Reid Masselink

No classes currently scheduled...

To schedule a class for yourself or a group please contact me at I am open to all propositions.

In the meantime....

"I would advise young artists . . . to paint as they can, as long as they can, without being afraid of painting badly . . . . If their painting doesn't improve by itself, it means that nothing can be done - and I wouldn't do anything!" Claude Monet

So get some paints and get painting...

My recommended materials for getting going in painting are:

colors - I prefer Rembrandt unless noted otherwise, they are fluid enough to work without adding additional linseed oil
titanium white or mixed titanium and zinc 
cadmium lemon yellow
cadmium medium yellow
yellow ochre dark (Old Holland)
cadmium red light
red ochre (Old Holland)
permanent madder deep or alizarin crimson
ivory black
ultramarine blue light
manganese blue hue (made from Pthalo blue)

Artist quality odorless mineral spirits bought from an art supply store

palette - a wood palette from New Wave. I use the Highlander.

Metal cup for mineral spirits

Brushes - I like round synthetic mongoose brushes - try a variety and see what you prefer.


box to put your stuff in...

Wet palette box or tupperware - to store your palette in and keep wet paint fresh for the next day. I use the Masterson stay wet palette box with the New Wave Highlander Palette.
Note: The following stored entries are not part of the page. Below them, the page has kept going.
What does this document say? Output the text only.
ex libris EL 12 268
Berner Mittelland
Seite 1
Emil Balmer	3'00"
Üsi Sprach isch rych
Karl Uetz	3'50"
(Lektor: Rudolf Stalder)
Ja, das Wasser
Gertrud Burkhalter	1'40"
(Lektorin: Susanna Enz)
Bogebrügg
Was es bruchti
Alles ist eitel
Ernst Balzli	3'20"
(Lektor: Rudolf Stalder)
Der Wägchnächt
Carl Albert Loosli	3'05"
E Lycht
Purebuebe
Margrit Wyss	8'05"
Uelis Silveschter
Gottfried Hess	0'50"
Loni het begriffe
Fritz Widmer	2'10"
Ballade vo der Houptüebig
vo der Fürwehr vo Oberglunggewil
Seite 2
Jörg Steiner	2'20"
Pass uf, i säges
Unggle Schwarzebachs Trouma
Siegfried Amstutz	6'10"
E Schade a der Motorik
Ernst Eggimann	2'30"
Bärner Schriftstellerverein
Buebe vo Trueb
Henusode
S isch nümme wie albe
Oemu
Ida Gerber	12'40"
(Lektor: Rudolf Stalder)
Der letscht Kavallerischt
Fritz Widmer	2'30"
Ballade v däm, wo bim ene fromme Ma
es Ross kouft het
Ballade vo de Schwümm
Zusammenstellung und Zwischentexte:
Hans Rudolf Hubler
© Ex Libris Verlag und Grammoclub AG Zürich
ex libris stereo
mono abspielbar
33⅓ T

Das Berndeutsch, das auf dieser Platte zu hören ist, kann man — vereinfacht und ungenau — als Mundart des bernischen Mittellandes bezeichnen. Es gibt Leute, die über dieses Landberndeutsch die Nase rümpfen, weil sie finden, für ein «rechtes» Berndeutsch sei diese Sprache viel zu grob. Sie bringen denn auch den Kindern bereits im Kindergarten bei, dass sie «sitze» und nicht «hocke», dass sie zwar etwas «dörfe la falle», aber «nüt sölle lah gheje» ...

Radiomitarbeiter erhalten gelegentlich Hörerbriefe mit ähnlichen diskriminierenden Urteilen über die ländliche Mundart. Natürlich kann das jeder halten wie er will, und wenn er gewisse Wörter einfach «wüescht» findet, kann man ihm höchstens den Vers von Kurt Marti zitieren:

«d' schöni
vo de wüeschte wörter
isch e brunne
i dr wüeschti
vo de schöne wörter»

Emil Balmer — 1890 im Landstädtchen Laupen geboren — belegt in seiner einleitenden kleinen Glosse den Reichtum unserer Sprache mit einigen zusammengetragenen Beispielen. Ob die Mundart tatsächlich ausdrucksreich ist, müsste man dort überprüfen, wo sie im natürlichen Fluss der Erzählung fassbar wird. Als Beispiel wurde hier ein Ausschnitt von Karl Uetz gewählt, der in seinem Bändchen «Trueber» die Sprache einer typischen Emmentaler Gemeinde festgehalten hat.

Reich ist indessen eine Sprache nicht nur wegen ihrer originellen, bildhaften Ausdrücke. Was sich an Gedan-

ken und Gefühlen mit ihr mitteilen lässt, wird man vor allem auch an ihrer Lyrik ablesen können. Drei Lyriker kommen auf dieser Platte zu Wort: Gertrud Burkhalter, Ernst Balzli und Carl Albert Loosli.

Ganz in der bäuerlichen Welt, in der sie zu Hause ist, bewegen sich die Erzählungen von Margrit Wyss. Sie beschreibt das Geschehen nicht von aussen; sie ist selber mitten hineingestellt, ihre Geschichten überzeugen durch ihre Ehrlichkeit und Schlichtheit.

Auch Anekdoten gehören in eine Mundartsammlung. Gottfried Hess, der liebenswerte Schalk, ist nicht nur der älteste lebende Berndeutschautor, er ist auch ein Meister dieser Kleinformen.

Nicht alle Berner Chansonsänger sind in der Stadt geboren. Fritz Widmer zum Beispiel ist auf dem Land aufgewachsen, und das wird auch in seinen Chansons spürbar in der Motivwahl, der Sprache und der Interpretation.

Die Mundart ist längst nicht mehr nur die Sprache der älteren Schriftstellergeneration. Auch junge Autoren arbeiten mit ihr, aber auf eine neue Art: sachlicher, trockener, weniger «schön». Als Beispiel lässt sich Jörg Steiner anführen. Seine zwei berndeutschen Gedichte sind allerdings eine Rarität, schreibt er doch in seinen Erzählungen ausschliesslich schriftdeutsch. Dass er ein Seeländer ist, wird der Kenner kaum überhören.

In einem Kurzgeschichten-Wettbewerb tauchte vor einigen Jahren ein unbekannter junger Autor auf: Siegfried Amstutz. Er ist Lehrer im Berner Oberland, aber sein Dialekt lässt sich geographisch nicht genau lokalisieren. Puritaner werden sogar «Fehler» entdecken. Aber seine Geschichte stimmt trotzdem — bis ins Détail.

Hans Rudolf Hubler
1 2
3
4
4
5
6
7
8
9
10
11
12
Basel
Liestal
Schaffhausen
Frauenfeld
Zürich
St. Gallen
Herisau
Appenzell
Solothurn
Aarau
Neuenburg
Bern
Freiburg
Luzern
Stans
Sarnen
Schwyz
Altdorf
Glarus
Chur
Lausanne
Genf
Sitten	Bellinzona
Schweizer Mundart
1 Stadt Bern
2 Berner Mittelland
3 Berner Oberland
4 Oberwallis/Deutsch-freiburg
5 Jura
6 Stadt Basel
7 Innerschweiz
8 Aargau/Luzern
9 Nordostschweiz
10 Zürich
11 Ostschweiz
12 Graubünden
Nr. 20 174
Properly prepared canvas, panel, or paper to paint on. Try lots and see what you prefer. I prefer fine wove linen canvases prepared with a cream colored oil priming.

When you are finished painting, pour your dirty mineral spirits into a glass jar. Let them sit over night or longer. Paint inside will settle to bottom of jar. You can pour off the clean mineral spirits into another jar and re-use them. DO NOT POUR MINERAL SPIRITS DOWN THE DRAIN OR THROW IT OUTSIDE.

Dirty rags with paint on them go into a metal trash can with a lid.

Both dirty paint rags and mineral spirits need to be eventually disposed of at a proper facility.